Il monte son propre studio à Leeds et passe cinq mois à écrire. Une quarantaine de chansons, rien que ça.
Smith dit que ça ressemble à de la liberté, à tout ce qu’il avait voulu depuis le début dans un groupe.
Le producteur choisi est Justin Meldal-Johnsen, connu pour son travail avec Beck, Wolf Alice, Nine Inch Nails, St Vincent et Paramore. Il propose douze semaines d’enregistrement, sachant que le groupe n’a jamais dépassé deux semaines pour chacun de ses précédents disques. Ils négocient à neuf semaines : cinq à Leeds, quatre à Los Angeles.
Smith confie que la longueur de l’enregistrement est d’abord angoissante pour lui, car il redoute de ne pas savoir comment occuper tout ce temps. Il comprend alors qu’il s’agit de réfléchir, de se poser, pour prendre les meilleures décisions.
C’est la première fois que les quatre membres de Yard Act enregistrent ensemble dans la même pièce, ce qui n’avait pas été possible pour les deux premiers albums.
Les quatre semaines à Los Angeles -précédées par une tournée en première partie de The Hives- dans le studio de Meldal-Johnsen sont, à la surprise générale, à l’origine d’une seconde vague de création que le groupe n’avait pas anticipée. Il pensait avoir l’essentiel du disque avant d’arriver en Californie mais, une fois sur place et coupé des obligations et distractions habituelles à Leeds, il écrit de nouveaux morceaux et réenregistre des parties entières.
Les textes de You’re Gonna Need A Little Music partent d’expériences intimes et débouchent sur des questions plus larges : le capitalisme, la corruption institutionnelle, la division de la gauche.
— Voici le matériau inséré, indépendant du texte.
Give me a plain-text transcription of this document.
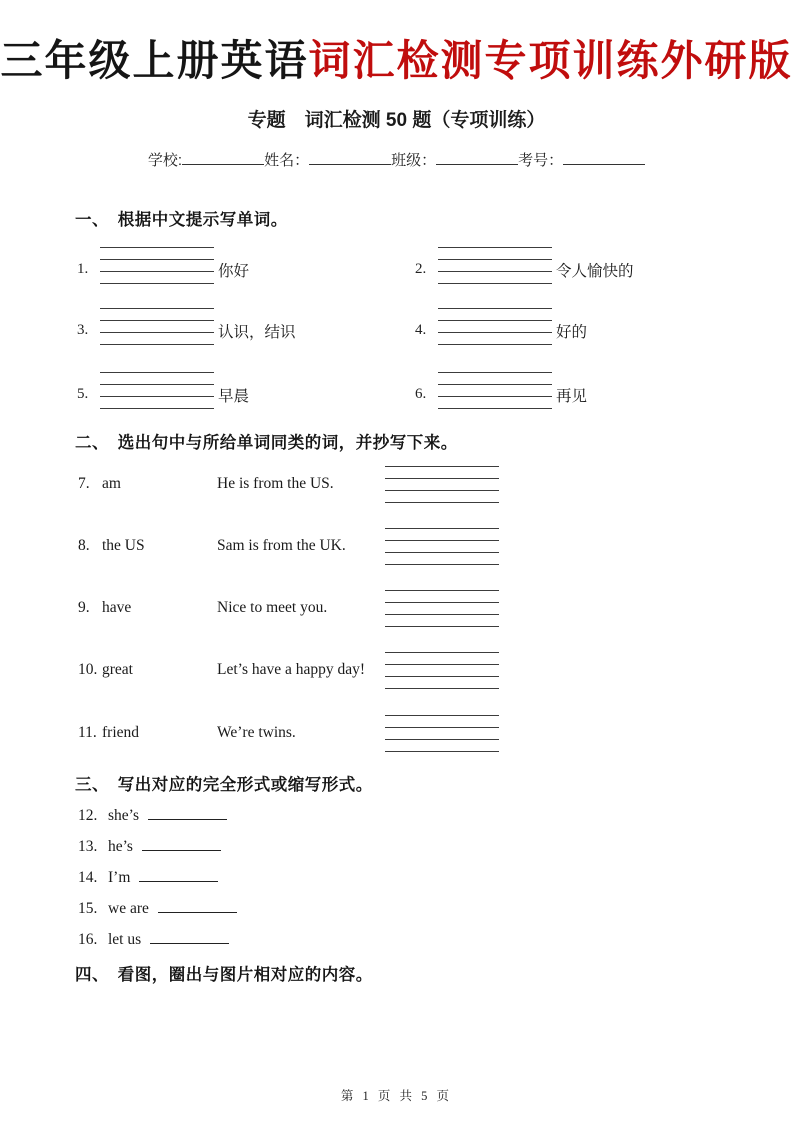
三年级上册英语词汇检测专项训练外研版
专题　词汇检测 50 题（专项训练）
学校:	姓名：	班级：	考号：
一、　根据中文提示写单词。
1.	你好	2.	令人愉快的
3.	认识，结识	4.	好的
5.	早晨	6.	再见
二、　选出句中与所给单词同类的词，并抄写下来。
7. am	He is from the US.
8. the US	Sam is from the UK.
9. have	Nice to meet you.
10. great	Let’s have a happy day!
11. friend	We’re twins.
三、　写出对应的完全形式或缩写形式。
12. she’s
13. he’s
14. I’m
15. we are
16. let us
四、　看图，圈出与图片相对应的内容。
第 1 页 共 5 页
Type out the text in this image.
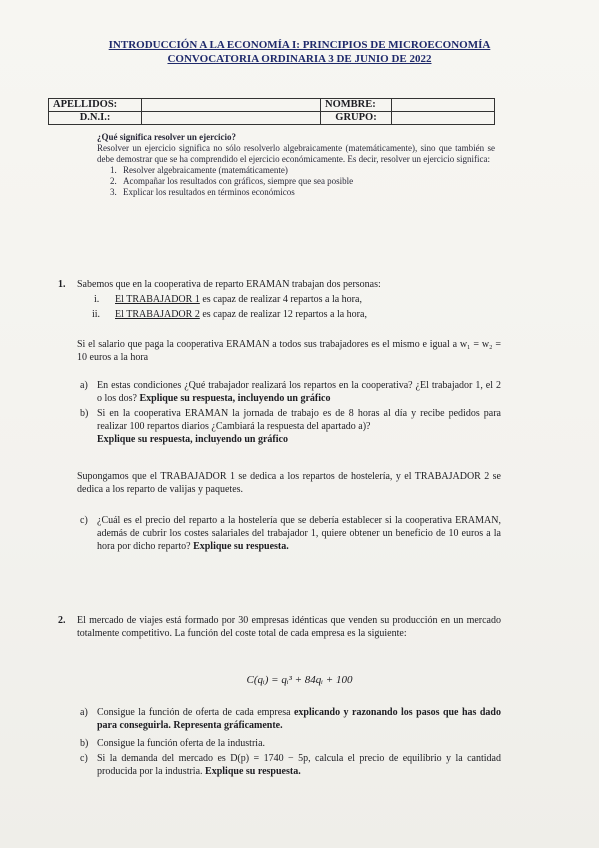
INTRODUCCIÓN A LA ECONOMÍA I: PRINCIPIOS DE MICROECONOMÍA
CONVOCATORIA ORDINARIA 3 DE JUNIO DE 2022
APELLIDOS:		NOMBRE:	
D.N.I.:		GRUPO:	
¿Qué significa resolver un ejercicio?
Resolver un ejercicio significa no sólo resolverlo algebraicamente (matemáticamente), sino que también se debe demostrar que se ha comprendido el ejercicio económicamente. Es decir, resolver un ejercicio significa:
1. Resolver algebraicamente (matemáticamente)
2. Acompañar los resultados con gráficos, siempre que sea posible
3. Explicar los resultados en términos económicos
1. Sabemos que en la cooperativa de reparto ERAMAN trabajan dos personas:
i. El TRABAJADOR 1 es capaz de realizar 4 repartos a la hora,
ii. El TRABAJADOR 2 es capaz de realizar 12 repartos a la hora,
Si el salario que paga la cooperativa ERAMAN a todos sus trabajadores es el mismo e igual a w₁ = w₂ = 10 euros a la hora
a) En estas condiciones ¿Qué trabajador realizará los repartos en la cooperativa? ¿El trabajador 1, el 2 o los dos? Explique su respuesta, incluyendo un gráfico
b) Si en la cooperativa ERAMAN la jornada de trabajo es de 8 horas al día y recibe pedidos para realizar 100 repartos diarios ¿Cambiará la respuesta del apartado a)?
Explique su respuesta, incluyendo un gráfico
Supongamos que el TRABAJADOR 1 se dedica a los repartos de hostelería, y el TRABAJADOR 2 se dedica a los reparto de valijas y paquetes.
c) ¿Cuál es el precio del reparto a la hostelería que se debería establecer si la cooperativa ERAMAN, además de cubrir los costes salariales del trabajador 1, quiere obtener un beneficio de 10 euros a la hora por dicho reparto? Explique su respuesta.
2. El mercado de viajes está formado por 30 empresas idénticas que venden su producción en un mercado totalmente competitivo. La función del coste total de cada empresa es la siguiente:
C(qᵢ) = qᵢ³ + 84qᵢ + 100
a) Consigue la función de oferta de cada empresa explicando y razonando los pasos que has dado para conseguirla. Representa gráficamente.
b) Consigue la función oferta de la industria.
c) Si la demanda del mercado es D(p) = 1740 − 5p, calcula el precio de equilibrio y la cantidad producida por la industria. Explique su respuesta.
Musicalement, le disque est leur plus ouvert et leur plus varié : « New Beginnings » évoque un beau mélange entre Beck et Blur, « Thrill of the Chase » par moment lorgne sur du Prodigy, « Redeemer » rappelle que Yard Act c’est avant tout un groupe de post-punk, sans parler du registre vocal de Smith qui ne nous avait pas habitué à un ton si grave et nonchalant sur « You’re Gonna Need A Little Music » et le morceau de clôture « Over the Barrel ».
Cinq mois pour écrire, cinq semaines pour tout consolider, quatre pour tout bousculer. You’re Gonna Need A Little Music ouvre un nouveau chapitre pour Yard Act, plus que jamais… un groupe.